Morgan started what was, in effect, a concierge service for investors.
“We did everything for them,” Morgan said. “We helped to clean the houses up.”
Many times, Morgan’s investors bought homes sight unseen. There wasn’t any telling what they might find in those homes. The people might still be living there. Or maybe, they left the home, but never moved out their belongings.
“That’s an interesting process that has a lot of risk associated with it because there’s no inspection period,” Morgan said. “There’s no due diligence period. A lot of times, you are buying these homes as-is without even seeing the inside. You could drive past them and maybe find out if they’re occupied or vacant. But if the blinds were closed and the doors are locked, I mean you have no idea what the condition of the home is like inside. So, definitely a high-risk adventure for an investor because you could open that door to find everything was missing inside or it was riddled with mold.”
Morgan found his niche and success. In his second year alone, he sold nearly 80 homes.
Changes come around — again
But by the time 2013 rolled around, the market had changed again.
Foreclosures peaked in 2009 at 1,651. Both 2010 and 2011 saw foreclosure numbers surpass 1,000. But in 2012, there were only 378.
The foreclosure market was drying up. Sales were becoming more competitive.
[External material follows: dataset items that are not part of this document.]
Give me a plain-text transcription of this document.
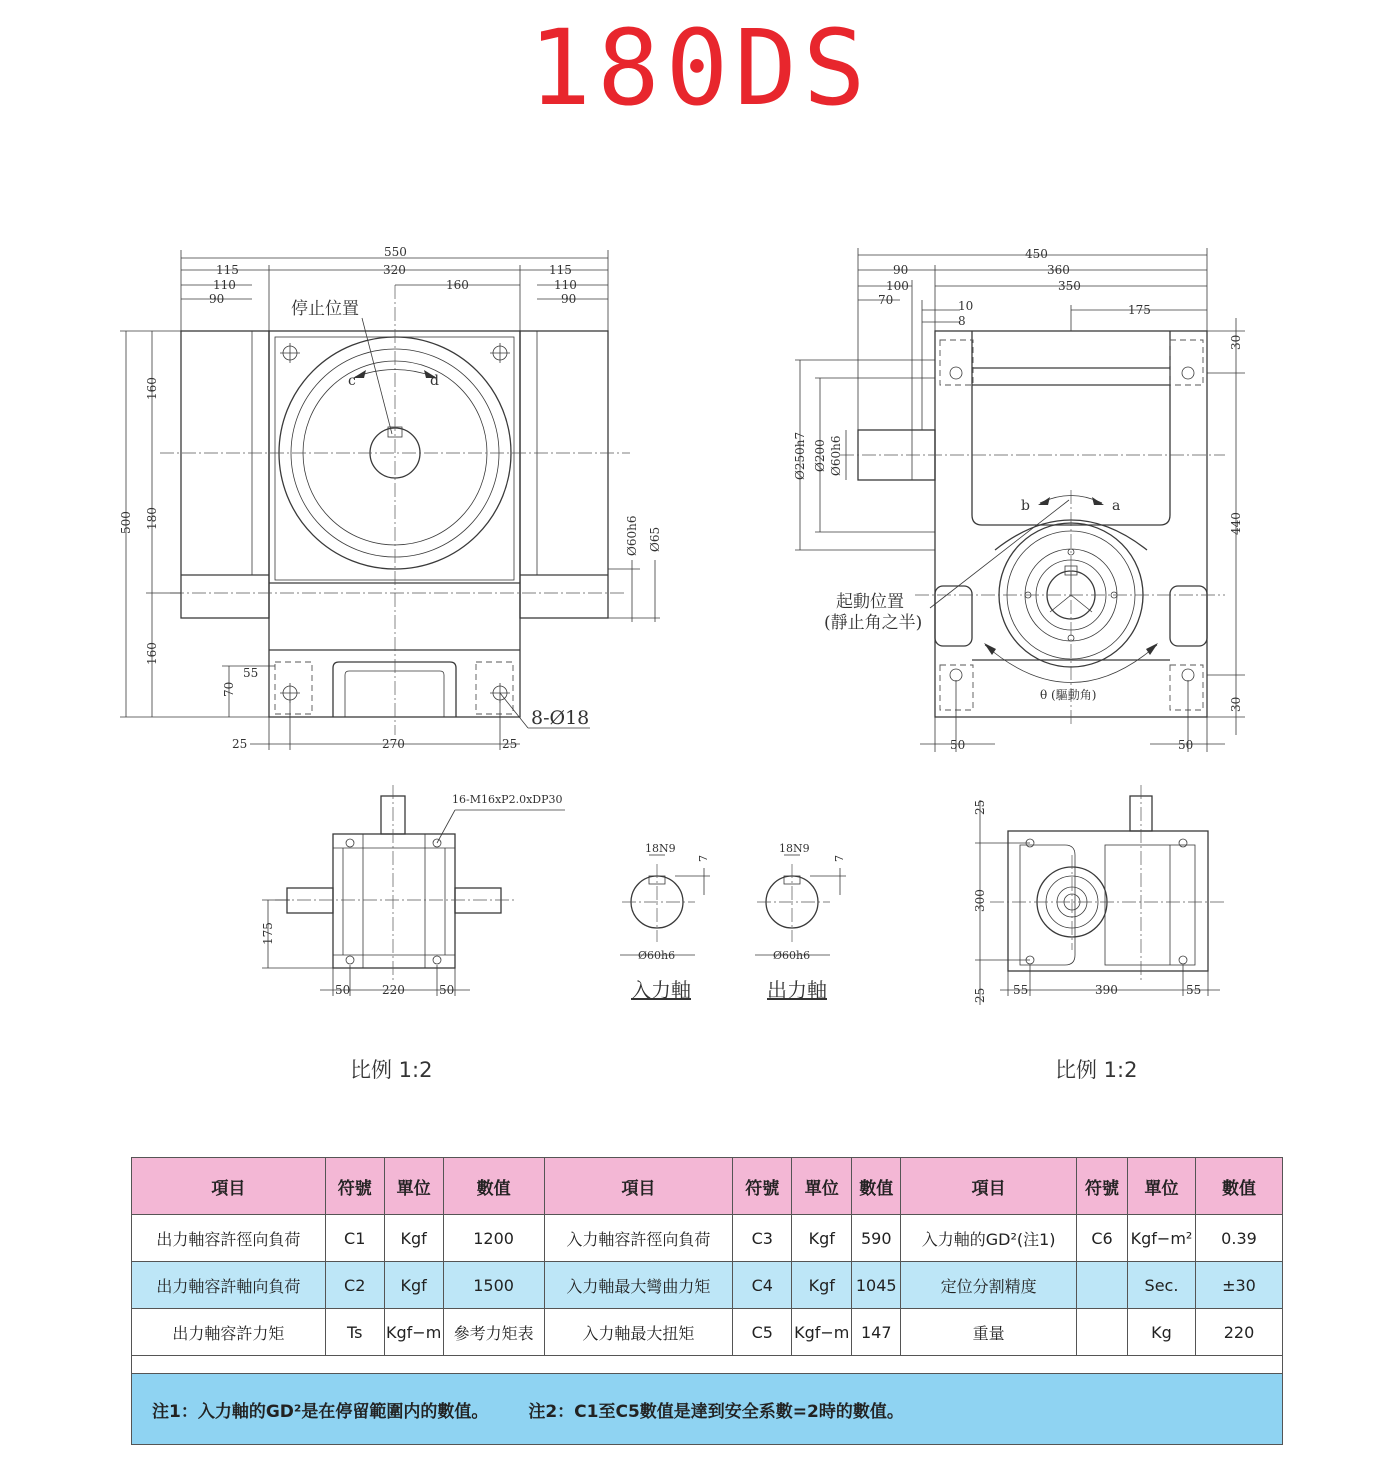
180DS
550
115	320	115
110	110
90
160
90
160
180
160
500
70
55
25	270	25
Ø60h6 Ø65
8-Ø18
停止位置
c	d
450
90	360
100	350
70	10
8
175
30
440
30
50	50
Ø250h7 Ø200 Ø60h6
起動位置
(靜止角之半)
b	a
θ (驅動角)
16-M16xP2.0xDP30
175
50	220	50
18N9
7
Ø60h6
入力軸
18N9
7
Ø60h6
出力軸
25
300
25 55	390	55
比例 1:2	比例 1:2
項目	符號	單位	數值	項目	符號	單位	數值	項目	符號	單位	數值
出力軸容許徑向負荷	C1	Kgf	1200	入力軸容許徑向負荷	C3	Kgf	590	入力軸的GD²(注1)	C6	Kgf−m²	0.39
出力軸容許軸向負荷	C2	Kgf	1500	入力軸最大彎曲力矩	C4	Kgf	1045	定位分割精度		Sec.	±30
出力軸容許力矩	Ts	Kgf−m	參考力矩表	入力軸最大扭矩	C5	Kgf−m	147	重量		Kg	220

注1：入力軸的GD²是在停留範圍内的數值。 注2：C1至C5數值是達到安全系數=2時的數值。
Flips that used to earn an investor $50,000, now only garnered about $10,000.
Morgan realized his focus needed to change again.
“I really started targeting sellers,” Morgan said.
“It was easy to transition into working with sellers,” Morgan said. “I transitioned to working almost exclusively with sellers doing resales as the foreclosure market changed.”
With his experience in rehabbing foreclosed homes, Morgan was poised for his next step in the resale part of the business where he, in effect, helped sellers “flip” their own homes to maximize their profits from a sale.
As part of his program for sellers, Morgan loans them $10,000 for upgrades to help their home sell quicker and for a higher price.
“I worked with investors for such a long time, flipping homes,” Morgan said. “I was able to learn what is effective when you’re selling a home if you’re going to remodel, what type of color palette or what type of appliance or what type of flooring, countertops, etc. are attractive to buyers.”
Sometimes a homeowner sells a house to an investor, who comes in and makes a few improvements and “flips” it for a quick profit.
Morgan’s thought was to bypass the investor and allow the homeowner to profit directly.
“You’re flipping your own home,” Morgan explained. “You’re going to do exactly what a flipper would do if they bought your home and were trying to make quick money on it.
“You can get top dollar, it’s not going to cost you anything out of pocket and you can just pay me back when it sells.”
Recovery becomes clear
One of the hallmarks of the Great Recession was that lots and almost brand-new homes were simply abandoned.
For many years, there was very little construction as the city used up the inventory that was on hand.
“It took about 15 years for it to fully rebound to where the prices were when I moved down here,” Morgan said. “I never had any doubts it would come back. But for me, the moment that demonstrated things were getting better was when building started again.”
For Morgan, as a resident of Maricopa and a Realtor, it’s been quite a ride that started with a chance visit to Maricopa back in 2006.
“I’ve been very blessed with a lot of success, and you know, wouldn’t see myself doing anything else,” Morgan said.
This story was first published in the September edition of InMaricopa magazine.
Editor’s note: This story was corrected to reflect that Morgan sold 500 total houses in a five-year period, instead of annually for that same period.